They were randomly assigned to “either a self-help program (n = 212) consisting of two 20-minute counseling sessions with a nutritionist and provision of self-help resources or to a commercial weight loss program [Weight Watchers] (n = 211) consisting of a food plan, an activity plan, and a cognitive restructuring behavior modification plan, delivered at weekly meetings.”
The study was a “A 2-year, multicenter randomized clinical trial with clinic visits at 12, 26, 52, 78, and 104 weeks conducted at 6 academic research centers in the United States between January 1998 and January 2001.”

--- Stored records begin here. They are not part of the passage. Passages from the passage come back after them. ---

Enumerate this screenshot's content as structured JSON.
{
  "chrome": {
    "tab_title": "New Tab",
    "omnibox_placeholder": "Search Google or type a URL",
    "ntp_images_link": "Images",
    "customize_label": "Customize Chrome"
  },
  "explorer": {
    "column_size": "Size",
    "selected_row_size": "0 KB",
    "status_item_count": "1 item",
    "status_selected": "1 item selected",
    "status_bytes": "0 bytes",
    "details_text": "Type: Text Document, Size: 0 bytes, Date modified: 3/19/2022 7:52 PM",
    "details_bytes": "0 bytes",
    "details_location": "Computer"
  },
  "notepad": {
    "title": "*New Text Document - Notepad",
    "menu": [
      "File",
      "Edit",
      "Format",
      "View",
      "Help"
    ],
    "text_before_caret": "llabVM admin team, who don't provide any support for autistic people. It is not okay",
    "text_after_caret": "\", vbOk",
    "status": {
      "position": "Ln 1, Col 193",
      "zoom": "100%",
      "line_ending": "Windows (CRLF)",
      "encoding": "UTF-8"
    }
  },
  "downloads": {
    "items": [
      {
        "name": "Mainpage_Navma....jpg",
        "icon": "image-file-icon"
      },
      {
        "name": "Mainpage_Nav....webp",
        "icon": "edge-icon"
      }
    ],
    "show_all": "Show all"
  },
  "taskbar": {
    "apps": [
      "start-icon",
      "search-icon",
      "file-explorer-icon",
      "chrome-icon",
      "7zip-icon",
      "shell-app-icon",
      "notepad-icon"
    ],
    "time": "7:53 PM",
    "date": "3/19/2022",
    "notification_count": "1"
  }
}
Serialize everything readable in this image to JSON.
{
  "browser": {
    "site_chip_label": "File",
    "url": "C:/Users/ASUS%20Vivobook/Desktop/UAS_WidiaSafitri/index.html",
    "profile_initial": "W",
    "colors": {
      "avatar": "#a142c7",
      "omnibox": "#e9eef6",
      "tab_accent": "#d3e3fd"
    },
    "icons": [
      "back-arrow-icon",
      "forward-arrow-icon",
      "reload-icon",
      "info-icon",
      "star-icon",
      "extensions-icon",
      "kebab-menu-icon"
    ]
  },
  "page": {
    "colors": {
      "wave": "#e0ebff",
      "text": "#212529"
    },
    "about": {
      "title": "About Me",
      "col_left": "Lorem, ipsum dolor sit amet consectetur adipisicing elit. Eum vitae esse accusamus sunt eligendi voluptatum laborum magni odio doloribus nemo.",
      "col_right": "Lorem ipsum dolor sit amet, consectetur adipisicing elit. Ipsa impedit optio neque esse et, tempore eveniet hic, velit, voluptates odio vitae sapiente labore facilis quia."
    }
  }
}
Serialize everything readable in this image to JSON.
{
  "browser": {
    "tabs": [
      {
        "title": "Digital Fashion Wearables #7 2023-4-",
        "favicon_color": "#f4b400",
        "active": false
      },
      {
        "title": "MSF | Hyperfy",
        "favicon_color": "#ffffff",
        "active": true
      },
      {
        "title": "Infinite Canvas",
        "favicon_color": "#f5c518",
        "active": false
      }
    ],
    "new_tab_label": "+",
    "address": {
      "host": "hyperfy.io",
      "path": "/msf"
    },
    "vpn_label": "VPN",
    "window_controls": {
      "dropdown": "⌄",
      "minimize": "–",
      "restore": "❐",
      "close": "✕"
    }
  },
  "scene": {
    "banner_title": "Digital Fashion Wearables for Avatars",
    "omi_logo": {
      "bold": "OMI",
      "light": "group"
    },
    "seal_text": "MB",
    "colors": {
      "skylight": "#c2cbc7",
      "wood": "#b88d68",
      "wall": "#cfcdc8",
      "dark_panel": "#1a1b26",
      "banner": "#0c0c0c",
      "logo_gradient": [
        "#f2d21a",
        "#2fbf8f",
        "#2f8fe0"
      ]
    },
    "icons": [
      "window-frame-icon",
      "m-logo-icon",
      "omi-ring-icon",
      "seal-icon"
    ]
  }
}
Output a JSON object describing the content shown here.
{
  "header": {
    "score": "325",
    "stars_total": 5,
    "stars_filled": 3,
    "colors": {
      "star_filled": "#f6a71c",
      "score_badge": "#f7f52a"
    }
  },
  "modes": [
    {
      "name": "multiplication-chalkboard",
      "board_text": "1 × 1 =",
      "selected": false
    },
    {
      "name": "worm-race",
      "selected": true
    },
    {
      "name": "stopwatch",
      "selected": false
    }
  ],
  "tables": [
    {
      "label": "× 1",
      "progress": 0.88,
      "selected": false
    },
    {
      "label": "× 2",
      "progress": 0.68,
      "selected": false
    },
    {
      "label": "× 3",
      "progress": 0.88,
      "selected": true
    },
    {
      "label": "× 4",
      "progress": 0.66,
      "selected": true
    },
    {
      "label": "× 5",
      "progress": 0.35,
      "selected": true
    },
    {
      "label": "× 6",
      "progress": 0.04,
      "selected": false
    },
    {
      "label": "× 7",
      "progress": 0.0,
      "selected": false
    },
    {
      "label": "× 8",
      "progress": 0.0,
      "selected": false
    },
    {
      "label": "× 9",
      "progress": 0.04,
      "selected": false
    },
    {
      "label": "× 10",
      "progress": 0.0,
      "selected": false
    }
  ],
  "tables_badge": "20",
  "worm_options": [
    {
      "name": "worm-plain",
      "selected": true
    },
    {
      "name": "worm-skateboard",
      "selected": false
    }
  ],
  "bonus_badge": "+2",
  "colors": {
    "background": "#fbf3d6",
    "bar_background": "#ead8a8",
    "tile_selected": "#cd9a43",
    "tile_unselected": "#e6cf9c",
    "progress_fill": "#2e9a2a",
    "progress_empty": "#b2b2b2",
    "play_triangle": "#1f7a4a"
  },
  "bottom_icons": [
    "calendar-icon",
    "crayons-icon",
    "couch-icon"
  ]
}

Completers after 2 years: 71% in Weight Watchers group, 75% in self-help group
“At 2 years, 150 participants (71%) in the commercial group and 159 (75%) in the self-help group completed the study,” the paper noted.
Heshka S, Anderson J, Atkinson R, Greenway F, Hill J, Phinney S, Kolotkin R, Miller-Kovach K, Pi-Sunyer FX. Weight loss with self-help compared with a structured commercial program: A randomized trial. JAMA. 2003 Apr 9, 289(14):1792-98.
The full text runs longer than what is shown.